In the sagas, the word for “native” is Skraeling, an archaic Norse term that is variously translated as “wretch,” “ugly,” “screecher,” or some combination of the three. Natives are also described as short, dark, and “evil-looking,” with coarse hair and broad cheekbones. Of course, we only hear one side of the story. To native eyes and ears, the Norse—pale, hirsute, long-faced, and speaking a strange tongue—must have seemed like ugly screeching wretches, too.
Upon discovering the Skraelings under their boats, the Norse “divided their forces and managed to capture all of them except one, who escaped with his boat. They killed the other eight.” No reason is given for this slaughter. Then “a vast number of hide-covered boats came down the fjord,” ready for battle. The Norse repelled the assault, but Thorvald was struck under his arm by an arrow. Realizing he was mortally wounded, he asked to be buried at the farm site he had chosen.

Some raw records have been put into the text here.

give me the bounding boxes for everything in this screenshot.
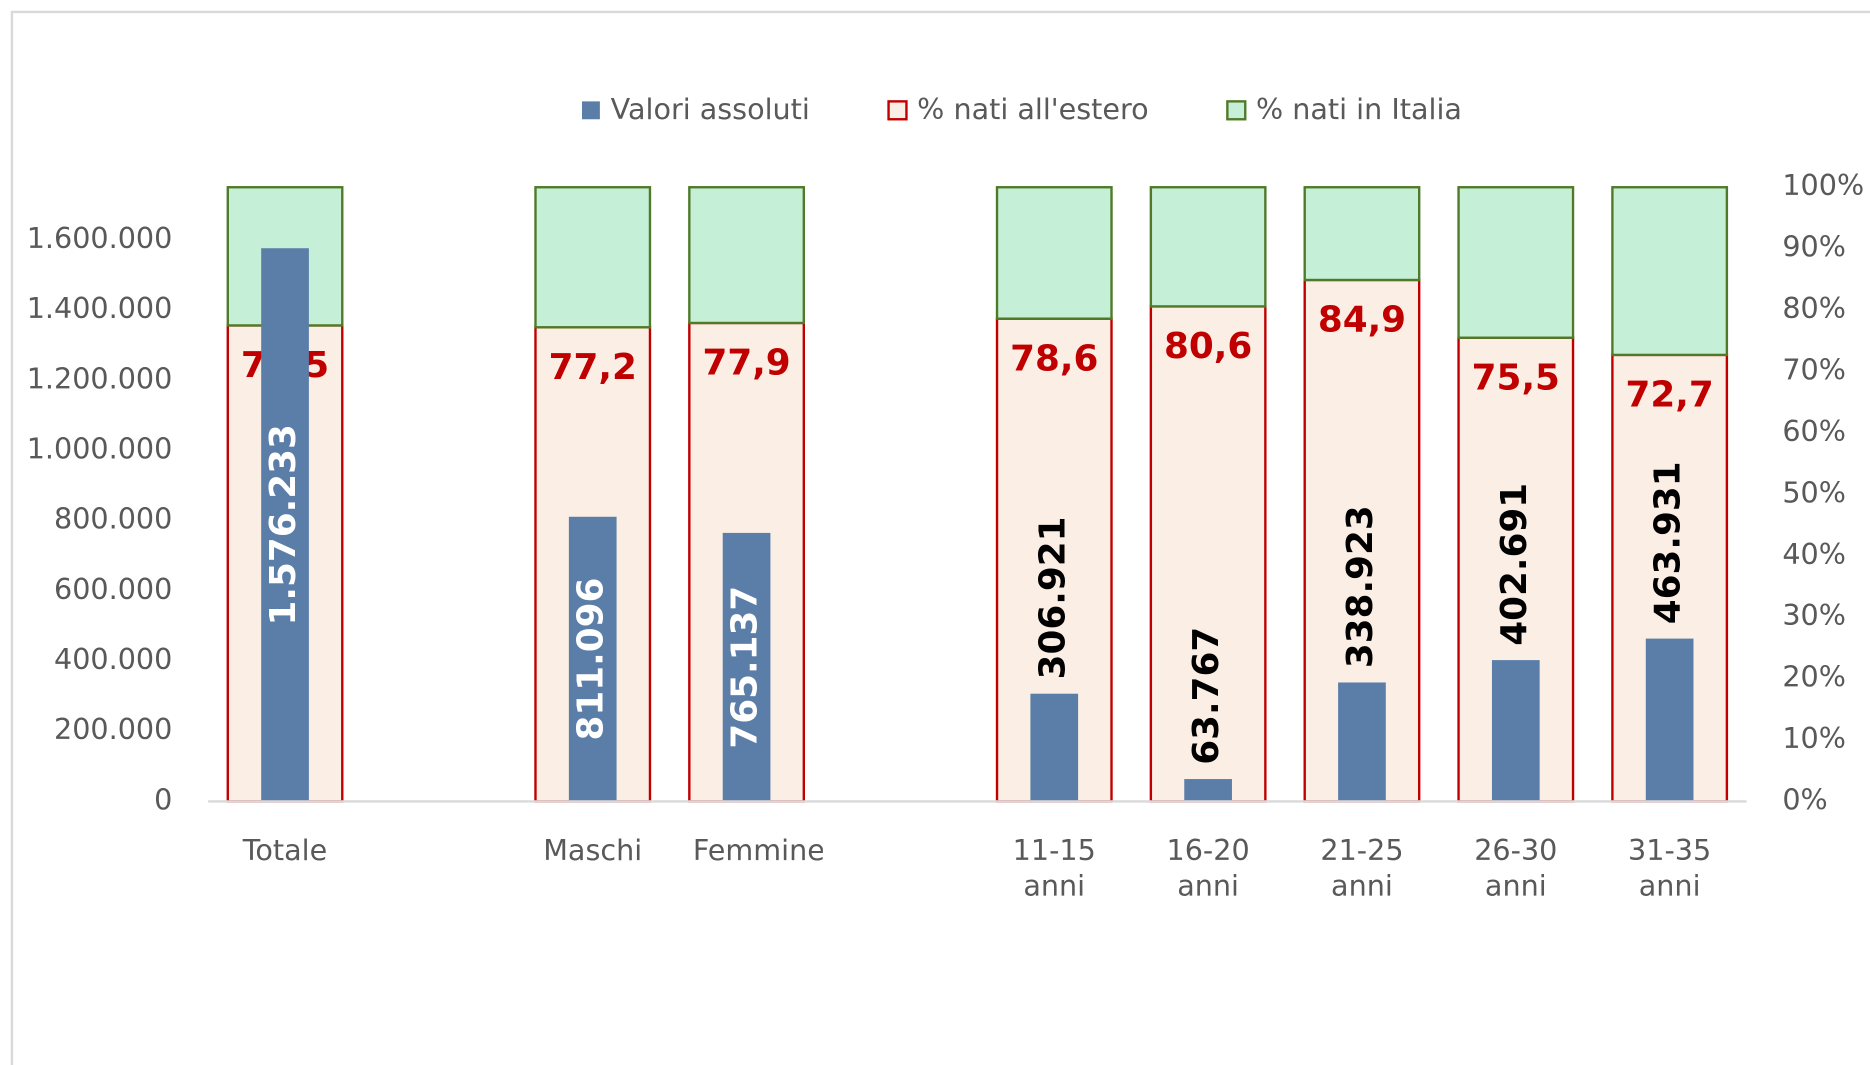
x-tick-label-box: 21-25 anni [1320,833,1404,903]
x-tick-label: 31-35 anni [1628,833,1712,903]
bar [1645,638,1694,802]
y2-tick-label: 90% [1782,230,1846,264]
data-label: 78,6 [1010,338,1098,379]
x-tick-label-box: Totale [242,833,328,868]
data-label: 75,5 [1472,357,1560,398]
y-tick-label: 1.000.000 [27,431,173,465]
bar [1030,693,1079,802]
x-tick-label: 11-15 anni [1012,833,1096,903]
x-tick-label-box: Maschi [543,833,643,868]
y-tick-label: 600.000 [54,572,172,606]
y2-tick-label: 10% [1782,721,1846,755]
legend-label: % nati all'estero [917,92,1148,126]
data-label: 1.576.233 [263,424,304,625]
x-tick-label-box: Femmine [692,833,823,868]
y2-tick-label: 60% [1782,414,1846,448]
y2-tick-label: 0% [1782,782,1827,816]
x-tick-label: 16-20 anni [1166,833,1250,903]
legend-swatch [581,101,600,120]
stacked-bar [534,186,652,329]
stacked-bar [688,186,806,325]
bar [1338,682,1386,802]
legend-swatch [887,100,908,121]
chart-border [10,10,1870,1065]
x-tick-label: 21-25 anni [1320,833,1404,903]
y2-tick-label: 40% [1782,537,1846,571]
data-label: 72,7 [1626,375,1714,416]
x-tick-label-box: 26-30 anni [1474,833,1558,903]
x-tick-label: Maschi [543,833,643,868]
y-tick-label: 1.200.000 [27,361,173,395]
bar [1184,779,1232,802]
stacked-bar [1457,186,1575,339]
data-label: 811.096 [571,578,612,741]
y2-tick-label: 100% [1782,168,1864,202]
legend-label: % nati in Italia [1256,92,1462,126]
bar [1491,660,1540,802]
bar [261,248,309,802]
y2-tick-label: 70% [1782,352,1846,386]
data-label: 84,9 [1318,300,1406,341]
stacked-bar [1611,186,1729,357]
stacked-bar [1303,186,1421,282]
y2-tick-label: 50% [1782,475,1846,509]
legend-label: Valori assoluti [611,92,810,126]
x-tick-label-box: 31-35 anni [1628,833,1712,903]
y2-tick-label: 20% [1782,660,1846,694]
y-tick-label: 1.400.000 [27,291,173,325]
data-label: 765.137 [725,586,766,749]
y-tick-label: 1.600.000 [27,221,173,255]
stacked-bar [1149,186,1267,308]
x-tick-label-box: 16-20 anni [1166,833,1250,903]
data-label: 306.921 [1032,516,1073,679]
stacked-bar [995,186,1113,320]
data-label: 402.691 [1494,483,1535,646]
legend-swatch [1226,100,1247,121]
data-label: 80,6 [1164,326,1252,367]
y-tick-label: 200.000 [54,712,172,746]
data-label: 77,9 [702,343,790,384]
x-tick-label-box: 11-15 anni [1012,833,1096,903]
y-tick-label: 0 [154,782,172,816]
data-label: 463.931 [1648,461,1689,624]
bar [568,516,617,802]
y2-tick-label: 80% [1782,291,1846,325]
data-label: 338.923 [1340,505,1381,668]
y2-tick-label: 30% [1782,598,1846,632]
x-tick-label: 26-30 anni [1474,833,1558,903]
x-tick-label: Femmine [692,833,823,868]
data-label: 77,2 [549,347,637,388]
x-tick-label: Totale [242,833,328,868]
data-label: 63.767 [1186,627,1227,765]
y-tick-label: 400.000 [54,642,172,676]
y-tick-label: 800.000 [54,502,172,536]
bar [722,532,771,802]
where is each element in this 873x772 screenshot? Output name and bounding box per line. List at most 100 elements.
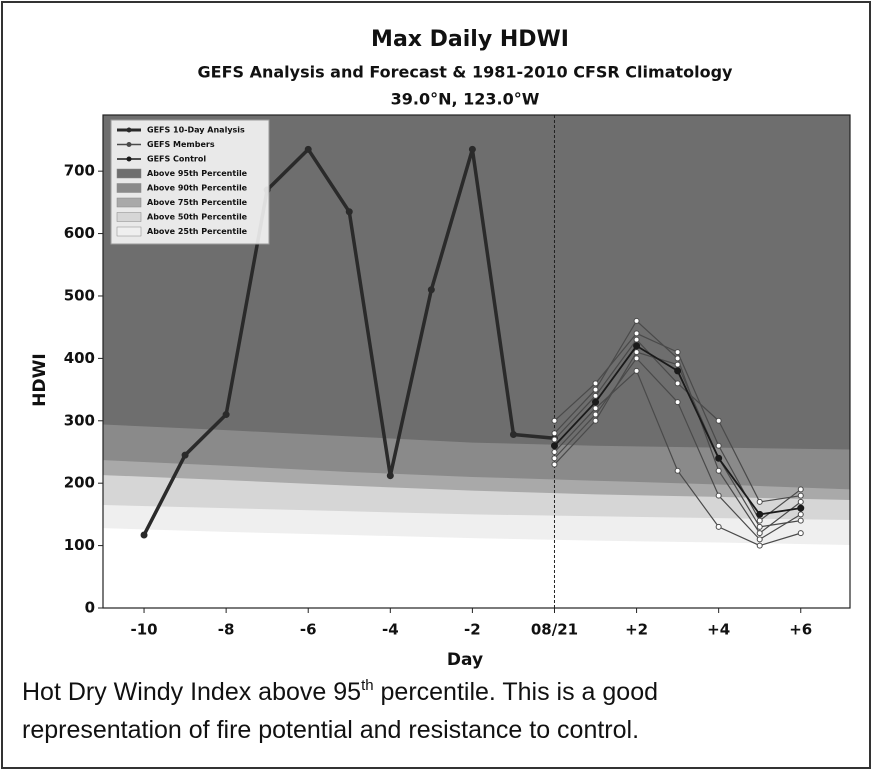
series-point [550, 442, 558, 450]
caption-text: Hot Dry Windy Index above 95 [22, 678, 361, 706]
series-point [509, 431, 517, 439]
caption-text: percentile. This is a good [374, 678, 658, 706]
legend-swatch [116, 183, 142, 193]
chart-subtitle: GEFS Analysis and Forecast & 1981-2010 C… [198, 63, 734, 82]
legend-label: Above 95th Percentile [147, 169, 248, 178]
caption-sup: th [361, 677, 374, 694]
series-point [633, 330, 640, 337]
series-point [592, 398, 600, 406]
series-point [756, 536, 763, 543]
legend-label: Above 25th Percentile [147, 227, 248, 236]
y-tick-label: 100 [64, 536, 95, 554]
series-point [797, 511, 804, 518]
series-point [797, 517, 804, 524]
series-point [140, 531, 148, 539]
caption: representation of fire potential and res… [22, 716, 639, 744]
y-tick-label: 200 [64, 474, 95, 492]
series-point [345, 208, 353, 216]
x-tick-label: -2 [464, 621, 481, 639]
legend-label: Above 90th Percentile [147, 184, 248, 193]
legend-box [110, 119, 270, 245]
series-point [468, 145, 476, 153]
series-point [715, 417, 722, 424]
caption: Hot Dry Windy Index above 95th percentil… [22, 677, 658, 706]
percentile-band [103, 115, 850, 450]
legend-swatch [116, 168, 142, 179]
x-tick-label: +4 [707, 621, 730, 639]
series-point [756, 523, 763, 530]
x-tick-label: -6 [300, 621, 317, 639]
series-point [797, 486, 804, 493]
series-point [551, 436, 558, 443]
x-tick-label: +2 [625, 621, 648, 639]
series-point [222, 411, 230, 419]
series-point [592, 392, 599, 399]
series-point [633, 355, 640, 362]
chart-title: Max Daily HDWI [371, 27, 569, 52]
series-point [797, 498, 804, 505]
y-tick-label: 700 [64, 162, 95, 180]
series-point [592, 380, 599, 387]
series-point [633, 349, 640, 356]
legend-label: GEFS 10-Day Analysis [147, 126, 245, 135]
plot-border [102, 114, 851, 609]
series-point [756, 517, 763, 524]
series-point [592, 386, 599, 393]
series-point [674, 467, 681, 474]
series-point [633, 336, 640, 343]
series-point [551, 455, 558, 462]
series-point [386, 472, 394, 480]
series-point [715, 442, 722, 449]
series-point [551, 430, 558, 437]
series-point [633, 317, 640, 324]
legend-swatch [126, 127, 132, 133]
series-point [674, 399, 681, 406]
series-point [797, 530, 804, 537]
series-point [592, 405, 599, 412]
series-point [304, 145, 312, 153]
series-point [674, 349, 681, 356]
series-point [756, 510, 764, 518]
y-tick-label: 300 [64, 411, 95, 429]
series-point [551, 417, 558, 424]
y-tick-label: 400 [64, 349, 95, 367]
series-point [427, 286, 435, 294]
series-point [756, 530, 763, 537]
series-point [715, 467, 722, 474]
series-point [756, 542, 763, 549]
legend-label: Above 50th Percentile [147, 213, 248, 222]
x-tick-label: -10 [130, 621, 157, 639]
series-point [715, 492, 722, 499]
series-point [715, 454, 723, 462]
series-point [551, 448, 558, 455]
x-tick-label: 08/21 [531, 621, 578, 639]
legend-swatch [126, 156, 132, 162]
legend-swatch [126, 142, 132, 147]
y-tick-label: 600 [64, 224, 95, 242]
series-point [674, 380, 681, 387]
series-point [633, 342, 641, 350]
series-point [592, 417, 599, 424]
location: 39.0°N, 123.0°W [391, 90, 540, 109]
y-axis-label: HDWI [30, 353, 50, 406]
series-point [633, 367, 640, 374]
x-tick-label: +6 [789, 621, 812, 639]
y-tick-label: 500 [64, 286, 95, 304]
series-point [715, 523, 722, 530]
series-point [756, 498, 763, 505]
series-point [181, 451, 189, 459]
series-point [592, 411, 599, 418]
legend-label: GEFS Members [147, 140, 215, 149]
x-tick-label: -8 [218, 621, 235, 639]
legend-swatch [116, 226, 142, 237]
legend-label: Above 75th Percentile [147, 198, 248, 207]
x-tick-label: -4 [382, 621, 399, 639]
series-point [551, 461, 558, 468]
legend-swatch [116, 197, 142, 208]
y-tick-label: 0 [85, 599, 95, 617]
x-axis-label: Day [447, 650, 483, 670]
series-point [674, 367, 682, 375]
series-point [797, 504, 805, 512]
legend-swatch [116, 212, 142, 222]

The next chapter of the Vinland story begins with a passage of the sort that can vex modern readers. Names in the sagas not only sound the same; sometimes they are the same. Another Eiriksson brother, Thorstein, decides to set sail from Greenland to reclaim Thorvald’s body. But Thorstein becomes ill and dies at the home of a farmer named Thorstein. His widow, Gudrid, has an encounter with a ghostly woman, also named Gudrid. And so on.